To use a catchword seemingly popularised during this week’s Project 13 DNA inquiry, counsel assisting Andrew Fox, in his valedictory submission yesterday, certainly “front-loaded” the commission with examples of its hard work.
The inquiry, before retired judge Annabelle Bennett, had received tens of thousands of documents, Fox proudly informed Court 40 of the Brisbane Magistrates Court, in a recitation that sometimes resembled a speech you might expect during the last school assembly for the year.
Those documents, Mr Fox went on, included 900 spreadsheets. Thirty-seven witness statements, constituting more than 3500 pages, had been admitted. All against an exceedingly tight deadline.
There was a sense that this backslapping and obsession with statistics was a way to imprint the commission with some form of gravitas, a rebuttal to some opinions during the week that the inquiry had wobbled off track from the outset and never regained any sort of equilibrium.
Right to the end, that ferocious inquiry deadline still pressed down on Mr Fox, his submission read at double-speed yesterday as he summarised the inquiry.
He didn’t need a long memory. It only kicked off last Monday, and, thinking mathematically like Mr Fox, it had sat for a grand total of about 20 hours, subtracting morning tea breaks, brief adjournments, lunch, and early finishing times.
A half an hour into this recitation, at least two of the lawyers in court – and there were many – were gnawing on the ends of their pens.
This is not to take the shine off Mr Fox’s performance, which was what the moment demanded, but his hyper-paced delivery did, in a way, iron out any unique speech patterns or theatrical flourishes. Speed, as we know, is a close companion to monotone.
Nevertheless, the counsel assisting’s summation took us back through the days of hot tub witness questioning, the evidence of Queensland forensics lab boss Dr Linzi Wilson-Wilde, Dr Kirsty Wright’s concerns and the opinions of other scientists, all against the backdrop of the catastrophic Project 13 automated DNA testing process.
The end result?
Project 13 was a disaster and should never have gone ahead. Nobody knows who wrote the Project 13 report. It was unclear why the robotic system was given the go-ahead back in 2007.
Dr Wilson-Wilde’s integrity had been called into question, Mr Fox said.
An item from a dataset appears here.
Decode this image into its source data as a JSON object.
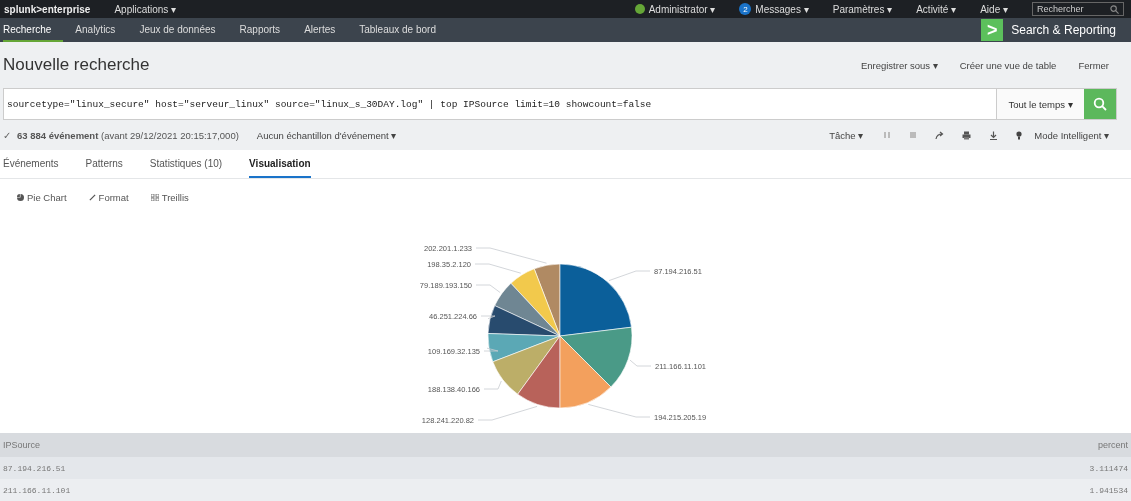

Had she misled the previous Sofronoff DNA inquiry by not alerting it to the perils of Project 13 in her own expert report to that commission?
More numbers were brought in by Mr Fox. Dr Wilson-Wilde had also laboured under a monstrous deadline in preparing that report. She had been presented with 148 documents, or 9,000 pages, to review.
According to Mr Fox, the problem all boiled down to a lack of clarity in Dr Wilson-Wilde’s wording of her report, which she conceded to the commission.
Otherwise, Mr Fox underlined, she had the full support of management and scientists at the lab – currently being rebuilt from the ground up after the Sofronoff recommendations razed the old, troubled lab to the ground.
The name of Shandee Blackburn, the young Mackay murder victim whose crime scene samples didn’t even yield her DNA from a pool of her own blood courtesy of the Project 13 automated system, was mentioned once in passing by Mr Fox.
He ended by hypothesising about possible recommendations that Judge Bennett might entertain in her final report. They amounted to one, possibly two. The engine, it appeared, did not require an overhaul. Not even a grease and oil change.
The Bennett inquiry, then, this 100-metre dash, this flash of lightning, was done. Blink, and it was over.
At the end of each sitting day, with the peculiar “hot tub” system of hearing evidence from clusters of witnesses, a lack of rigour in questioning those on the stand, a plethora of unchecked bureaucratic lingo and a tepid, virtually non-existent engagement from that large rump of legal counsel present, you wondered two things. What was this about? And where was it heading?
Yesterday’s conclusion was no different.
At 12.44pm, Judge Bennett thanked the commission staff.
“If there’s nothing else,” she said, adjourning.
Then she made for the door with its electronic security swipe behind the judge’s bench and paused.
“I’ve lost my pass,” she said.
Not an insubstantial few knew how she felt.